Проклятье! Что же делать?!
Увы, я понимал, что у меня нет выбора. Мне придется согласиться. В этой ситуации я все равно ничего не мог предпринять – разве что постараться сделать наш разрыв как можно менее болезненным для нее. Ну, Ярвуд, давай…
Сглотнув застрявший в горле комок, я кивнул.
– О’кей. Я понимаю. – Я выждал несколько секунд. Джорджия молчала, и я добавил: – Хочешь, уйдем сейчас? Нам вовсе не обязательно оставаться здесь.

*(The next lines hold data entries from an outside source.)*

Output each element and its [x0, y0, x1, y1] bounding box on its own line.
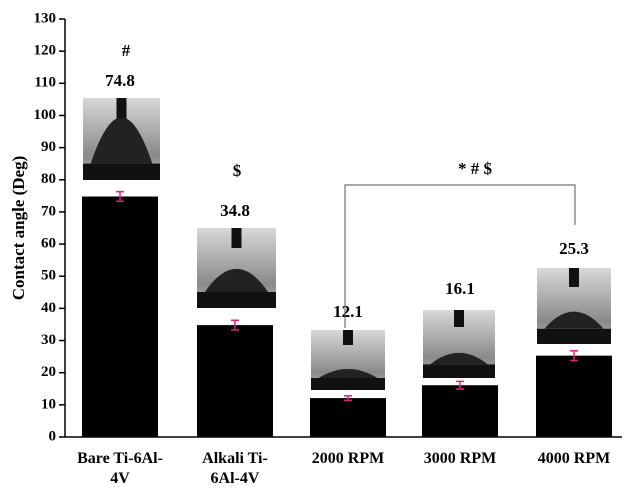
- bar: [310, 398, 386, 437]
- y-tick-label: 30: [41, 332, 56, 348]
- y-tick-label: 50: [41, 268, 56, 284]
- value-label: 16.1: [445, 279, 475, 298]
- y-tick-label: 10: [41, 396, 56, 412]
- substrate: [537, 329, 611, 344]
- bar: [82, 196, 158, 437]
- substrate: [311, 378, 385, 390]
- y-tick-label: 90: [41, 139, 56, 155]
- x-tick-label-box: Bare Ti-6Al-4V: [65, 449, 175, 493]
- annotation: $: [233, 161, 242, 180]
- x-tick-label: Alkali Ti-6Al-4V: [190, 449, 280, 489]
- substrate: [197, 292, 276, 308]
- needle: [569, 268, 579, 287]
- bar: [197, 325, 273, 437]
- y-tick-label: 0: [49, 428, 57, 444]
- y-tick-label: 60: [41, 236, 56, 252]
- bar: [536, 356, 612, 437]
- annotation: * # $: [458, 159, 493, 178]
- annotation: #: [122, 41, 131, 60]
- y-tick-label: 40: [41, 300, 56, 316]
- x-tick-label: 3000 RPM: [405, 449, 515, 469]
- y-tick-label: 100: [34, 107, 57, 123]
- y-tick-label: 130: [34, 10, 57, 26]
- value-label: 25.3: [559, 239, 589, 258]
- value-label: 34.8: [220, 201, 250, 220]
- needle: [117, 98, 127, 119]
- x-tick-label-box: Alkali Ti-6Al-4V: [180, 449, 290, 493]
- x-tick-label-box: 2000 RPM: [293, 449, 403, 493]
- chart: Contact angle (Deg) 0 10 20 30 40 50 60 70 80 90 1…: [0, 0, 628, 494]
- y-tick-label: 70: [41, 203, 56, 219]
- y-tick-label: 20: [41, 364, 56, 380]
- x-tick-label: 4000 RPM: [519, 449, 628, 469]
- y-tick-label: 110: [34, 75, 56, 91]
- x-tick-label: Bare Ti-6Al-4V: [75, 449, 165, 489]
- needle: [232, 228, 242, 248]
- y-tick-label: 80: [41, 171, 56, 187]
- x-tick-label: 2000 RPM: [293, 449, 403, 469]
- needle: [454, 310, 464, 327]
- bar: [422, 385, 498, 437]
- substrate: [83, 164, 160, 180]
- value-label: 12.1: [333, 302, 363, 321]
- x-tick-label-box: 4000 RPM: [519, 449, 628, 493]
- x-tick-label-box: 3000 RPM: [405, 449, 515, 493]
- y-axis-label: Contact angle (Deg): [9, 156, 28, 300]
- needle: [343, 330, 353, 345]
- y-tick-label: 120: [34, 43, 57, 59]
- value-label: 74.8: [105, 71, 135, 90]
- substrate: [423, 364, 495, 378]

– Нет. Ничего. Раз уж мы пришли… Кроме того, мне приятно твое общество.
Ну спасибо и на этом!
– О’кей.
В течение следующего часа мы довольно мило беседовали о моем предстоящем переезде в Калифорнию, о новой линейке товаров для активного отдыха, выпуск которых Джорджия собиралась наладить к весне, о том, что сестры, которые присматривали за моими собаками, наверняка будут и дальше использовать мою нью-йоркскую квартиру в качестве фабрики для производства собачьих лакомств, поскольку срок ее аренды истекал только через полгода. И все это время я чувствовал себя словно приговоренный на узкой доске над бушующим морем – на доске, по которой мне предстояло пройти до конца, как в фильмах про пиратов. Потом к нам подошла официантка, которая спросила, не хотим ли мы взглянуть на десертное меню, и мы, украдкой переглянувшись, хором ответили «да». Ни мне, ни Джорджии не хотелось, чтобы этот вечер заканчивался.

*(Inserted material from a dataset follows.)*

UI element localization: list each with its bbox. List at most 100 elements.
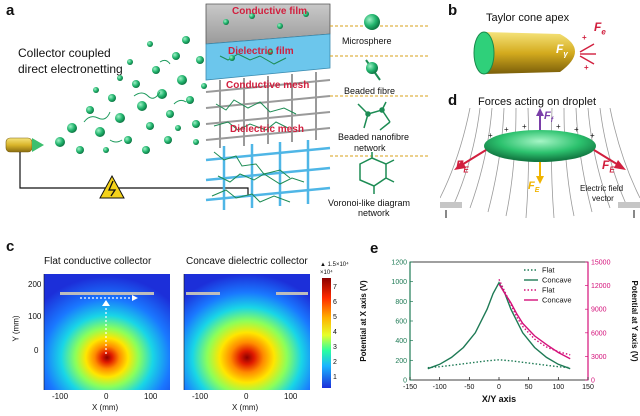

Но еще какое-то время спустя зал ресторана начал пустеть, и когда, уже после десерта, официантка в очередной раз приблизилась к нашему столику, чтобы спросить, не желаем ли мы что-нибудь еще, мы наконец сдались. Я расплатился, и мы вышли на улицу.
Ресторан находился всего в нескольких кварталах от дома Джорджии, но она все равно позволила мне ее проводить, чему я был очень рад. Но когда мы вошли в подъезд, Джорджия с решительным видом нажала кнопку лифта и повернулась ко мне.

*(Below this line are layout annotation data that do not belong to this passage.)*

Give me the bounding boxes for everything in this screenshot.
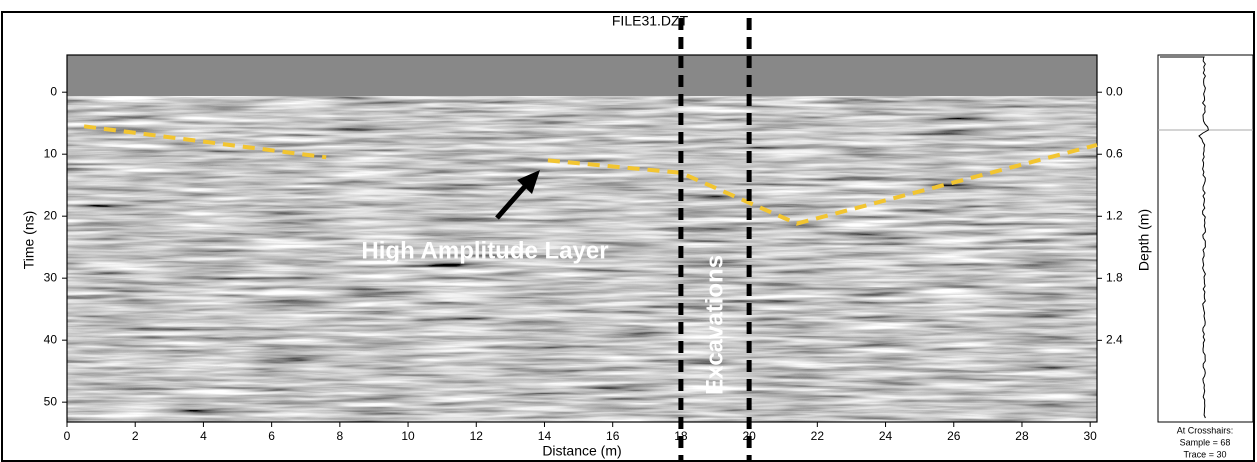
x-tick-label: 22 [811, 429, 825, 443]
trace-panel [1157, 54, 1254, 423]
y2-tick-label: 0.6 [1106, 146, 1123, 160]
x-tick-label: 12 [470, 429, 484, 443]
x-tick-label: 4 [200, 429, 207, 443]
x-tick-label: 6 [268, 429, 275, 443]
trace-wiggle [1160, 56, 1209, 419]
y2-tick-label: 2.4 [1106, 333, 1123, 347]
x-axis-label: Distance (m) [542, 443, 621, 459]
y2-tick-label: 0.0 [1106, 84, 1123, 98]
y2-tick-label: 1.2 [1106, 208, 1123, 222]
x-tick-label: 30 [1083, 429, 1097, 443]
y-tick-label: 50 [44, 394, 58, 408]
readout: Trace = 30 [1184, 449, 1227, 459]
y2-axis-label: Depth (m) [1136, 209, 1152, 271]
x-tick-label: 8 [337, 429, 344, 443]
x-tick-label: 16 [606, 429, 620, 443]
chart-title: FILE31.DZT [612, 13, 689, 29]
arrow-shaft [495, 182, 529, 220]
x-tick-label: 0 [64, 429, 71, 443]
y-tick-label: 0 [50, 84, 57, 98]
readout: At Crosshairs: [1177, 425, 1234, 435]
x-tick-label: 24 [879, 429, 893, 443]
x-tick-label: 14 [538, 429, 552, 443]
radar-texture [67, 96, 1097, 422]
interpreted-layer [83, 124, 1098, 226]
y-axis-label: Time (ns) [21, 211, 37, 270]
x-tick-label: 28 [1015, 429, 1029, 443]
annotation: High Amplitude Layer [361, 237, 608, 264]
y-tick-label: 40 [44, 332, 58, 346]
plot-border [66, 54, 1098, 423]
arrow-head [517, 170, 540, 194]
y-tick-label: 30 [44, 270, 58, 284]
y-tick-label: 10 [44, 146, 58, 160]
annotation: Excavations [701, 255, 728, 395]
x-tick-label: 10 [401, 429, 415, 443]
plot-area [66, 54, 1098, 423]
x-tick-label: 26 [947, 429, 961, 443]
y-tick-label: 20 [44, 208, 58, 222]
readout: Sample = 68 [1180, 437, 1231, 447]
y2-tick-label: 1.8 [1106, 270, 1123, 284]
frame [1, 11, 1255, 462]
x-tick-label: 2 [132, 429, 139, 443]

– Все. Давай попрощаемся здесь.
Я почувствовал, как мое сердце проваливается куда-то вниз, но все же кивнул и даже сумел выдавить улыбку.
– О’кей.
Джорджия взяла меня за руки, и я увидел, что ее глаза полны слез.
– Я хотела сказать… Да, сейчас мне очень больно, но я не жалею о том времени, которое мы провели вместе.
Я коснулся ладонью ее щеки.
– Я тоже… Единственное, о чем я могу пожалеть, – это о том, что все закончилось.
Слезы покатились по ее щекам. Приехал лифт, дверцы открылись, но она не двинулась с места. Взяв меня за руку, которую я продолжал прижимать к ее лицу, Джорджия развернула ее ладонью к себе и поцеловала.
– До свидания, Макс.
Наклонившись, я легко коснулся губами ее губ.
– До свидания. Джорджия.
Она отпустила мою руку и шагнула в кабину лифта, но я чувствовал, что не могу просто повернуться и уйти. Вместо этого я крепко зажмурил глаза, чтобы не видеть ее…
Если любишь кого-то – отпусти.
И быть может, когда-нибудь он к тебе вернется…
Глава 26
В последующие несколько недель случилось много всего. Я подписал очень дорогой, космически дорогой контракт с командой, у которой были все шансы добраться до плей-офф, и слетал в Калифорнию, чтобы принять участие в пресс-конференции, которую давало руководство клуба. Мой переход в калифорнийский клуб произвел в СМИ настоящую сенсацию, которая, к счастью, довольно быстро сошла на нет, и я смог потихоньку ускользнуть обратно в Нью-Йорк, чтобы собрать оставшиеся в квартире вещи. До начала тренировок оставалось еще довольно много времени, но поскольку в Нью-Йорке меня больше ничто не держало, я не стал мешкать и позвонил в транспортную компанию, чтобы отправить мое барахло на Западное побережье. Сразу после этого я зашел на сайт авиакомпании и взял билет в один конец. Мой рейс до Лос-Анджелеса отправлялся через пять дней.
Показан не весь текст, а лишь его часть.